[cairo] Re: License for cairo changed to LGPL
spitzak at d2.com
Thu Aug 5 13:14:21 PDT 2004
On Thursday 05 August 2004 03:15 am, Jost Boekemeier wrote:
> > 2. The exception is that you may link and distribute under terms of your
> > choice, a "work that uses the Library" as defined in section 6 of the
> > License, provided that the creation of this work does not require the
> > modification of any of the source code of the library.
> So that I can _copy_ (or static link) the FLTK code into my FLTKX
> library, make modifications by adding features not available in FLTK and
> distribute this proprietary work without contributing the code to the
> original work.
Yes, making your own library with FLTK inside it is allowed. I figured this
was necessary as very large programs that accept plugins may be considered a
"library" and thus limiting the exception to only "executables" might make it
not useable for some of the applications it is popular for.
> Clever. But if you don't care what people do with your code, wouldn't
> be the MIT license more appropriate?
> > 3. Modifications to the source code of the library do not fall under this
> Contradicts with #1,2 above. Or you must exactly describe how to
> identify your work -- API functions usually start with a fltk_, so that
> should help, but what about internal structures?
If you can use the FLTK source and headers without editing them then you can
do whatever you want. However we want to be able to see all changes made to
the code itself.
The biggest hole I see is that the "modification" might be to add
"call_my_secret_stuff()" to the code. Perhaps there should be a requirement
that modifications must include enough code to create a working
implementation of that modification.
> > exception. However you may distribute the modified library under the
> > normal terms of this license and then distribute a work using this
> > modified library using this exception
> This confuses me. What are "normal terms"? Is that the GPL with the
> LGPL linking exception or only the GPL?
Normal terms meant the LGPL plus the exception. This seems to have been a
source of confusion, so I changed the wording it now says:
However you may distribute the
modified library under the normal terms of the LGPL, and then
distribute a work using the modified library under terms of your
choice by using this exception.
> > 4. If you copy code from files distributed under the terms of the GNU
> > General Public Licence or the GNU Library General Public Licence into a
> > copy of this library, as this licence permits, the exception does not
> > apply to the code that you add in this way. To avoid misleading anyone as
> > to the status of such modified files, you must delete this exception
> > notice from such code and/or adjust the licensing conditions notice
> > accordingly.
> Which special exception do I have to remove? The one from the LGPL or
> the one of the FLTK license -- or both?
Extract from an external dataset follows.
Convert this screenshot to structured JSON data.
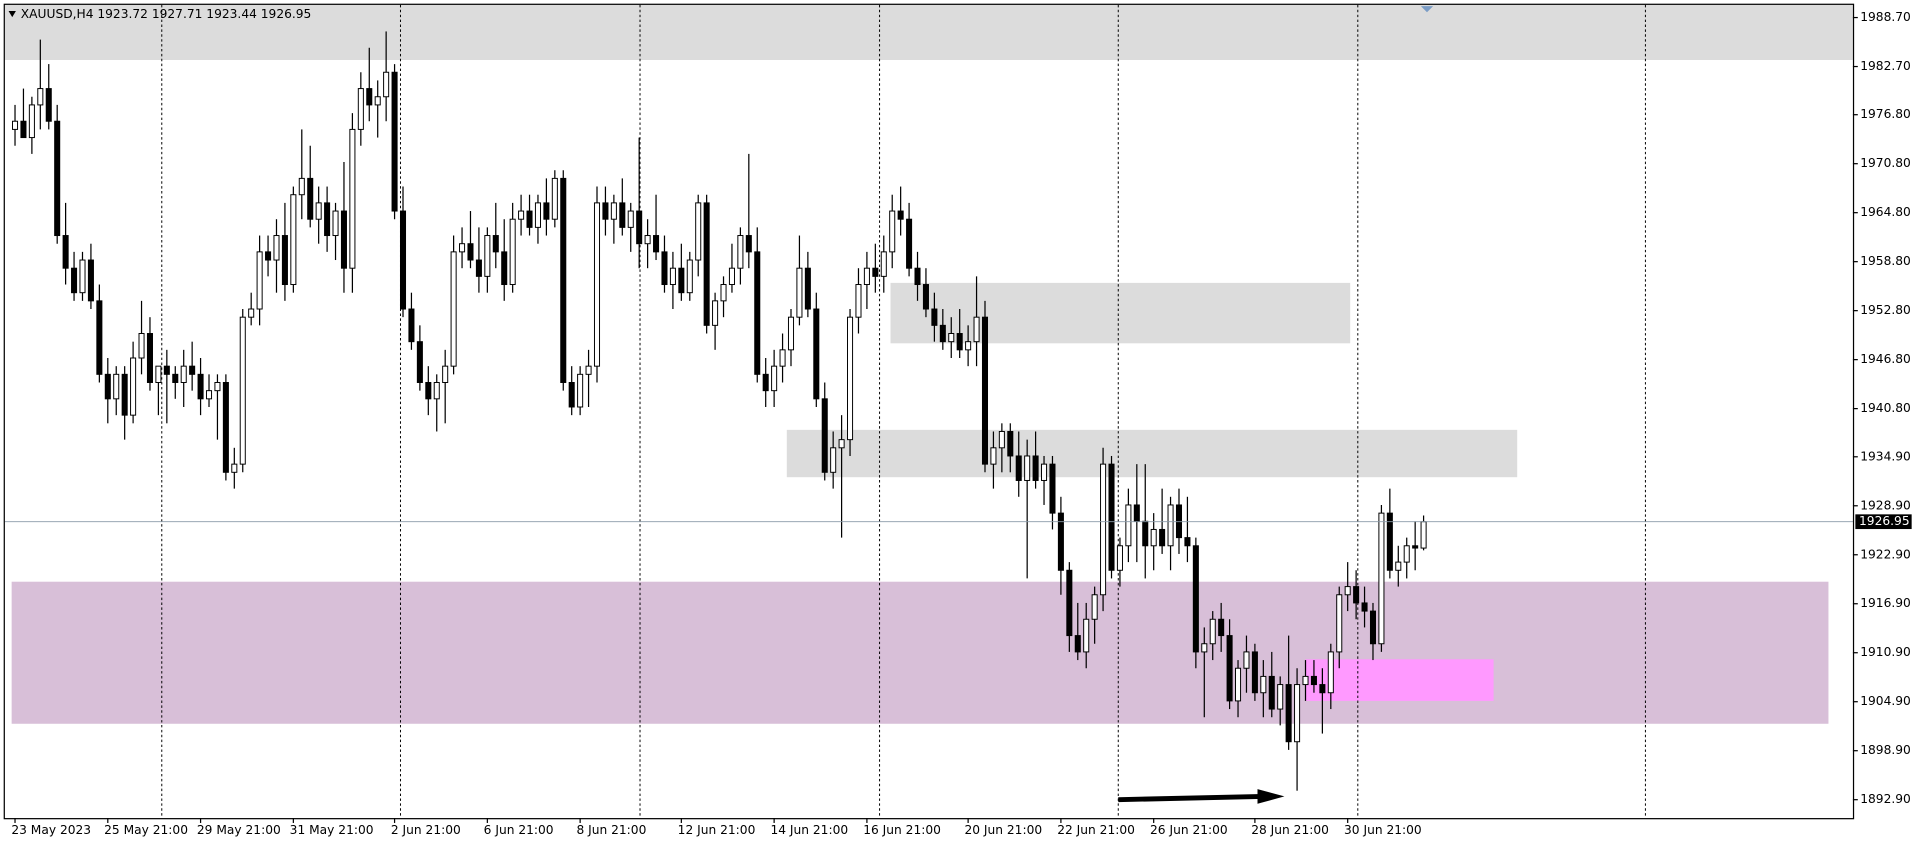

This was copied from the Guile license you quoted. I suppose it is not
necessary, it is just a clarification that the FLTK license does not
magically grant you rights to other code that you don't have, just because
you add some of it to FLTK.
The same is true for the LGPL itself, adding GPL code to an LGPL library
makes the result GPL. So I guess this idea is already covered. Maybe it would
be best to just delete this paragraph.
> I suggest to rethink your license terms to be more specific a) use the
> word "executable" instead of "work" and b) apply the special exceptions
> to the GPL directly. Or, you could use one of the 3 standard fsf
> licenses, for example the "guile license":
I think you are right that the "exception" could be added to the GPL instead
of the LGPL and the result would be the same. However it appears necessary to
say "LGPL" as that implies that you can use it in closed programs, if it said
"GPL+exception" many people would assumme they cannot use it.